Sophie Norman, diplômée en graphisme de l’école La Cambre, exerce aujourd’hui en tant que directrice artistique spécialisée en communication. Son parcours, marqué par une sensibilité esthétique et conceptuelle, l’a conduite à une réflexion approfondie sur les intersections entre technologie, mémoire et humanité.
Cette démarche trouve son origine dans le visionnage du documentaire "En attendant les robots", qui explore les conditions des humains formant les intelligences artificielles. Cet éveil a nourri chez Sophie une fascination pour Google Street View, cet outil cartographique d’apparence anodine mais d’une portée profondément anthropologique.
La spécificité de Google Street View réside dans sa méthode photographique : objective et systématique, dénuée de tout jugement ou intention artistique. Son approche, méthodique et radicale, évoque les travaux des Becher, ces photographes ayant documenté avec froideur et rigueur l’Allemagne post-industrielle, bien qu’ici, l’échelle soit celle du globe entier.
Google Street View cartographie méthodiquement chaque recoin du monde. Mais cette exhaustivité numérique impose une condition étrange : le floutage des visages, une anonymisation automatique qui instaure un équilibre troublant entre intimité et absence. Les individus, souvent inconscients ou résignés à être archivés, laissent parfois transparaître une tentative d’interaction avec ce témoin mécanique.
On observe des gestes furtifs, des regards, voire des poses volontaires, comme des selfies improvisés, un moyen fragile de graver une trace dans cette immense mémoire numérique.
Dans sa série artistique, Sophie Norman s’immerge dans ce vaste réservoir d’images, arpentant longuement les territoires américains à la recherche de moments suspendus.

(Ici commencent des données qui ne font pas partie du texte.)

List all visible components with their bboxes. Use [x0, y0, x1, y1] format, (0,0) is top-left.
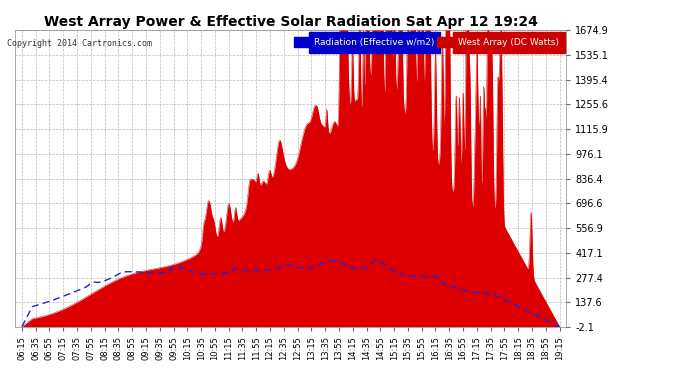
Title: West Array Power & Effective Solar Radiation Sat Apr 12 19:24: West Array Power & Effective Solar Radia…	[43, 15, 538, 29]
Text: Copyright 2014 Cartronics.com: Copyright 2014 Cartronics.com	[7, 39, 152, 48]
Legend: Radiation (Effective w/m2), West Array (DC Watts): Radiation (Effective w/m2), West Array (…	[291, 34, 562, 50]
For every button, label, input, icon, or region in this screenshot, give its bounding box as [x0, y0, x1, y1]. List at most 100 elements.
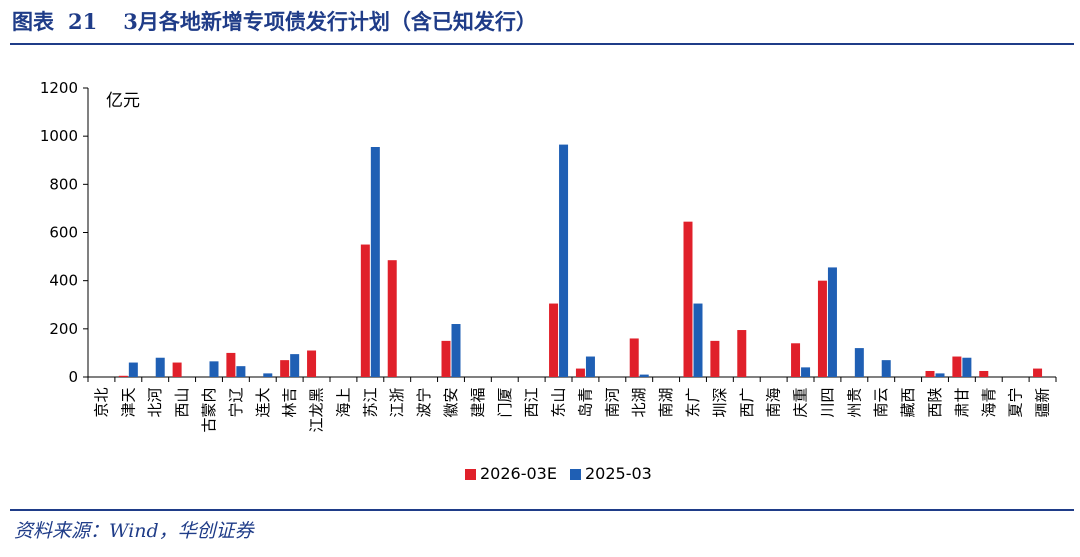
x-tick-char: 徽 — [442, 402, 460, 417]
x-tick-char: 黑 — [308, 387, 326, 402]
x-tick-label-4: 内蒙古 — [200, 387, 218, 432]
x-tick-label-18: 青岛 — [576, 387, 594, 417]
bar-江苏-2026-03E — [360, 244, 370, 377]
x-tick-char: 庆 — [792, 402, 810, 417]
x-tick-char: 连 — [254, 402, 272, 417]
bar-青岛-2026-03E — [575, 368, 585, 377]
x-tick-char: 内 — [200, 387, 218, 402]
x-tick-char: 西 — [738, 402, 756, 417]
x-tick-label-8: 黑龙江 — [308, 387, 326, 432]
x-tick-label-1: 天津 — [119, 387, 137, 417]
x-tick-label-25: 海南 — [765, 387, 783, 417]
bar-安徽-2026-03E — [441, 340, 451, 377]
x-tick-label-2: 河北 — [146, 387, 164, 417]
y-tick-label: 1000 — [40, 127, 78, 145]
x-tick-char: 古 — [200, 417, 218, 432]
bar-湖北-2026-03E — [629, 338, 639, 377]
y-axis-unit-label: 亿元 — [106, 91, 140, 111]
x-tick-label-15: 厦门 — [496, 387, 514, 417]
x-tick-char: 福 — [469, 387, 487, 402]
bar-陕西-2026-03E — [925, 370, 935, 377]
x-tick-char: 厦 — [496, 387, 514, 402]
x-tick-char: 河 — [603, 387, 621, 402]
x-tick-char: 波 — [415, 402, 433, 417]
x-tick-label-22: 广东 — [684, 387, 702, 417]
x-tick-char: 州 — [845, 402, 863, 417]
x-tick-char: 京 — [92, 402, 110, 417]
x-tick-label-20: 湖北 — [630, 387, 648, 417]
x-tick-char: 藏 — [899, 402, 917, 417]
x-tick-char: 东 — [550, 402, 568, 417]
x-tick-char: 东 — [684, 402, 702, 417]
x-tick-char: 天 — [119, 387, 137, 402]
x-tick-label-6: 大连 — [254, 387, 272, 417]
x-tick-label-21: 湖南 — [657, 387, 675, 417]
y-tick-label: 200 — [49, 320, 78, 338]
x-tick-label-32: 甘肃 — [953, 387, 971, 417]
bar-浙江-2026-03E — [387, 260, 397, 377]
bar-山东-2026-03E — [549, 303, 559, 377]
bar-大连-2025-03 — [263, 373, 273, 377]
x-tick-char: 陕 — [926, 387, 944, 402]
figure-number: 21 — [68, 9, 98, 34]
x-tick-char: 疆 — [1034, 402, 1052, 417]
x-tick-label-28: 贵州 — [845, 387, 863, 417]
bar-辽宁-2026-03E — [226, 352, 236, 377]
x-tick-label-26: 重庆 — [792, 387, 810, 417]
x-tick-char: 甘 — [953, 387, 971, 402]
bar-吉林-2025-03 — [290, 354, 300, 377]
figure-title: 图表 21 3月各地新增专项债发行计划（含已知发行） — [12, 4, 537, 40]
bar-吉林-2026-03E — [280, 360, 290, 377]
bar-云南-2025-03 — [881, 360, 891, 377]
x-tick-char: 吉 — [281, 387, 299, 402]
bar-深圳-2026-03E — [710, 340, 720, 377]
x-tick-char: 龙 — [308, 402, 326, 417]
x-tick-label-33: 青海 — [980, 387, 998, 417]
x-tick-char: 青 — [980, 387, 998, 402]
x-tick-char: 辽 — [227, 387, 245, 402]
x-tick-label-13: 安徽 — [442, 387, 460, 417]
bar-重庆-2026-03E — [791, 343, 801, 377]
x-tick-label-29: 云南 — [872, 387, 890, 417]
title-divider — [10, 43, 1074, 45]
x-tick-char: 浙 — [388, 387, 406, 402]
x-tick-char: 门 — [496, 402, 514, 417]
source-note: 资料来源：Wind，华创证券 — [14, 520, 254, 542]
x-tick-char: 重 — [792, 387, 810, 402]
x-tick-char: 岛 — [576, 402, 594, 417]
source-divider — [10, 509, 1074, 511]
bar-四川-2026-03E — [817, 280, 827, 377]
bar-天津-2026-03E — [118, 375, 128, 377]
legend-label-0: 2026-03E — [480, 464, 557, 483]
x-tick-char: 建 — [469, 402, 487, 417]
bar-新疆-2026-03E — [1033, 368, 1043, 377]
bar-天津-2025-03 — [128, 362, 138, 377]
bar-江苏-2025-03 — [370, 147, 380, 377]
x-tick-char: 津 — [119, 402, 137, 417]
bar-甘肃-2026-03E — [952, 356, 962, 377]
x-tick-char: 山 — [173, 387, 191, 402]
x-tick-char: 南 — [765, 402, 783, 417]
x-tick-char: 苏 — [361, 402, 379, 417]
bar-内蒙古-2025-03 — [209, 361, 219, 377]
x-tick-label-9: 上海 — [334, 387, 352, 417]
x-tick-label-16: 江西 — [523, 387, 541, 417]
x-tick-char: 江 — [388, 402, 406, 417]
legend-label-1: 2025-03 — [585, 464, 652, 483]
y-tick-label: 0 — [68, 368, 78, 386]
x-tick-char: 南 — [657, 402, 675, 417]
bar-黑龙江-2026-03E — [307, 350, 317, 377]
x-tick-char: 南 — [603, 402, 621, 417]
x-tick-char: 夏 — [1007, 402, 1025, 417]
bar-青海-2026-03E — [979, 370, 989, 377]
legend: 2026-03E 2025-03 — [465, 464, 652, 483]
x-tick-char: 新 — [1034, 387, 1052, 402]
x-tick-label-17: 山东 — [550, 387, 568, 417]
x-tick-label-10: 江苏 — [361, 387, 379, 417]
x-tick-label-27: 四川 — [818, 387, 836, 417]
x-tick-label-3: 山西 — [173, 387, 191, 417]
bar-series — [118, 144, 1043, 377]
x-axis: 北京天津河北山西内蒙古辽宁大连吉林黑龙江上海江苏浙江宁波安徽福建厦门江西山东青岛… — [87, 376, 1057, 433]
x-tick-char: 北 — [92, 387, 110, 402]
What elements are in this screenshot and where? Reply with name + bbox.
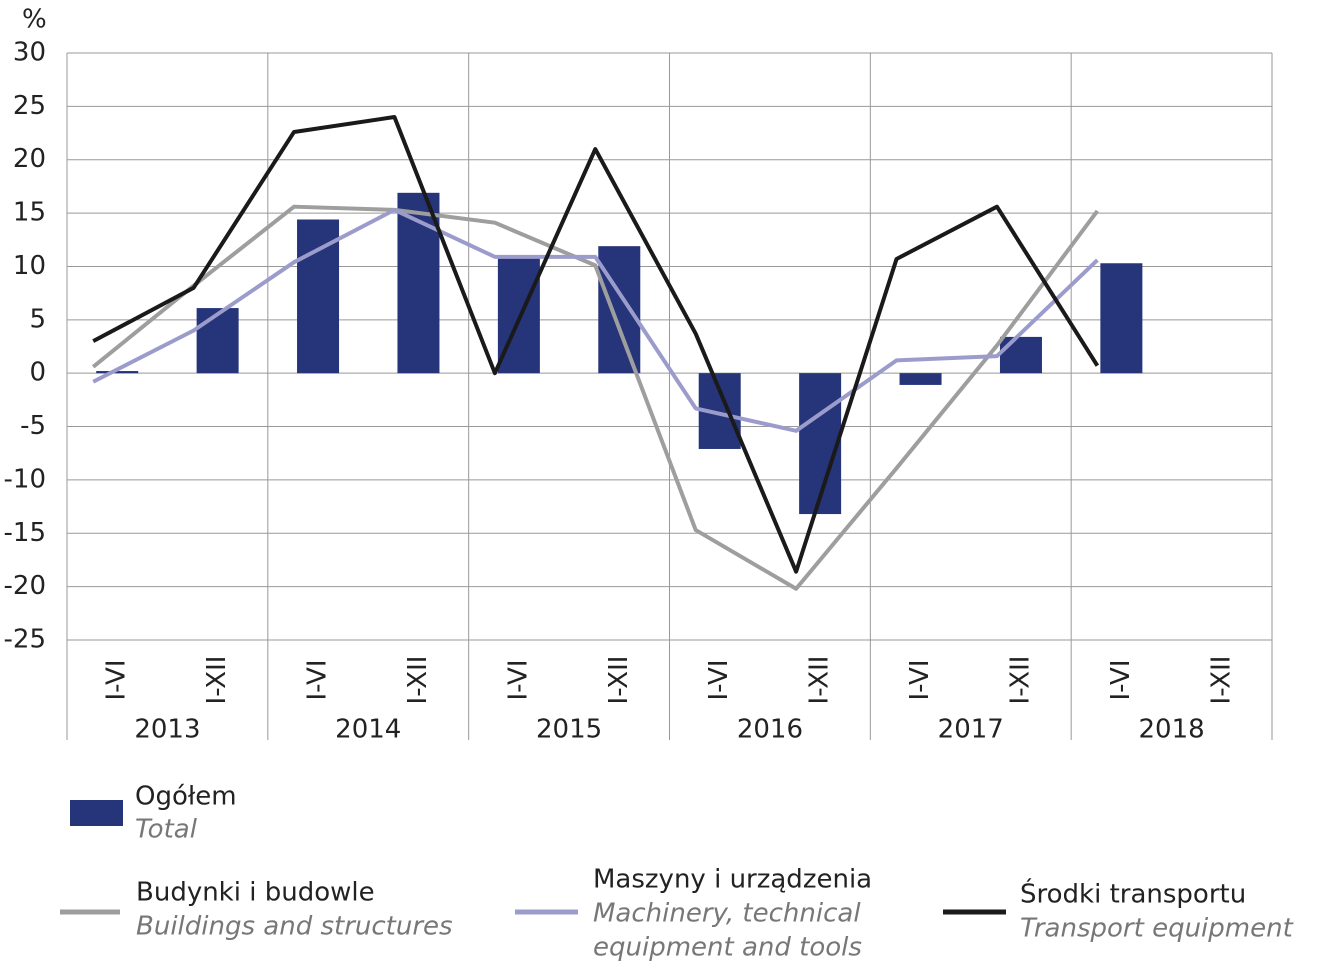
legend-label-en: Transport equipment	[1020, 914, 1294, 944]
y-tick-label: 25	[13, 91, 46, 121]
x-tick-label: I-VI	[303, 660, 333, 701]
x-tick-label: I-VI	[905, 660, 935, 701]
y-tick-label: -25	[4, 625, 46, 655]
line	[92, 115, 1100, 574]
y-tick-label: 0	[29, 358, 46, 388]
legend-label-en: Buildings and structures	[136, 912, 453, 942]
y-tick-label: 30	[13, 38, 46, 68]
bar	[899, 373, 942, 385]
group-label: 2015	[536, 715, 602, 745]
x-tick-label: I-XII	[1005, 656, 1035, 705]
group-label: 2013	[134, 715, 200, 745]
y-tick-label: 10	[13, 251, 46, 281]
x-tick-label: I-VI	[704, 660, 734, 701]
x-tick-label: I-XII	[403, 656, 433, 705]
y-tick-label: 20	[13, 144, 46, 174]
legend-label-en: Total	[135, 815, 198, 845]
y-tick-label: 5	[29, 304, 46, 334]
legend-label: Maszyny i urządzenia	[593, 865, 872, 895]
group-label: 2017	[938, 715, 1004, 745]
legend-label: Budynki i budowle	[136, 878, 375, 908]
y-tick-label: -20	[4, 571, 46, 601]
y-axis-label: %	[22, 5, 47, 35]
x-tick-label: I-VI	[1106, 660, 1136, 701]
y-tick-label: -10	[4, 464, 46, 494]
x-tick-label: I-XII	[202, 656, 232, 705]
legend-label-en: Machinery, technical	[593, 899, 861, 929]
bar	[598, 246, 641, 374]
legend-swatch	[70, 800, 123, 826]
y-tick-label: -15	[4, 518, 46, 548]
group-label: 2018	[1138, 715, 1204, 745]
x-tick-label: I-XII	[604, 656, 634, 705]
legend-label: Środki transportu	[1020, 878, 1246, 910]
bar	[1100, 263, 1143, 374]
x-tick-label: I-XII	[805, 656, 835, 705]
legend-label-en: equipment and tools	[593, 933, 862, 963]
bar	[96, 371, 139, 374]
line	[91, 204, 1099, 591]
x-tick-label: I-VI	[503, 660, 533, 701]
y-tick-label: 15	[13, 198, 46, 228]
x-tick-label: I-XII	[1206, 656, 1236, 705]
y-tick-label: -5	[20, 411, 46, 441]
x-tick-label: I-VI	[102, 660, 132, 701]
bar	[999, 336, 1042, 374]
group-label: 2014	[335, 715, 401, 745]
line	[92, 207, 1099, 433]
bar	[196, 308, 239, 374]
bar	[297, 219, 340, 374]
legend-label: Ogółem	[135, 782, 237, 812]
group-label: 2016	[737, 715, 803, 745]
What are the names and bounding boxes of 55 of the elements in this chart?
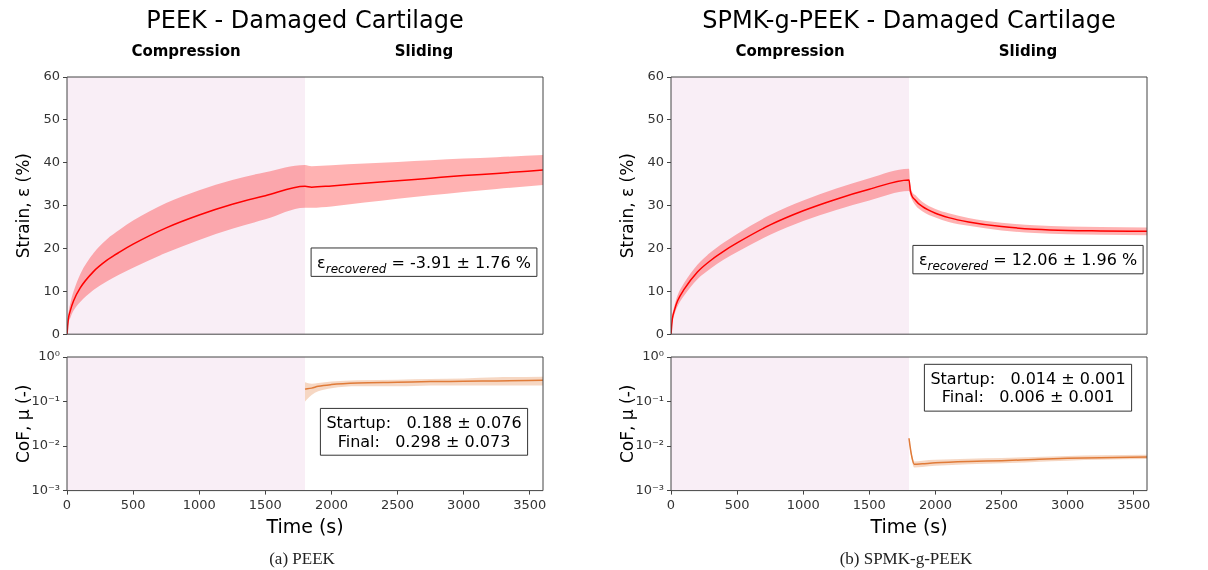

Avec soin et sensibilité, elle extrait des scènes où l’humain, souvent saisi dans une posture banale, semble absorbé par l’ordinaire de la ville américaine contemporaine, cet espace urbain saturé de signes et de codes.
En intervenant sur ces images, Sophie leur confère une charge poétique et invite à redécouvrir une "inexistence ordinaire", teintée de solitude et d’humanité.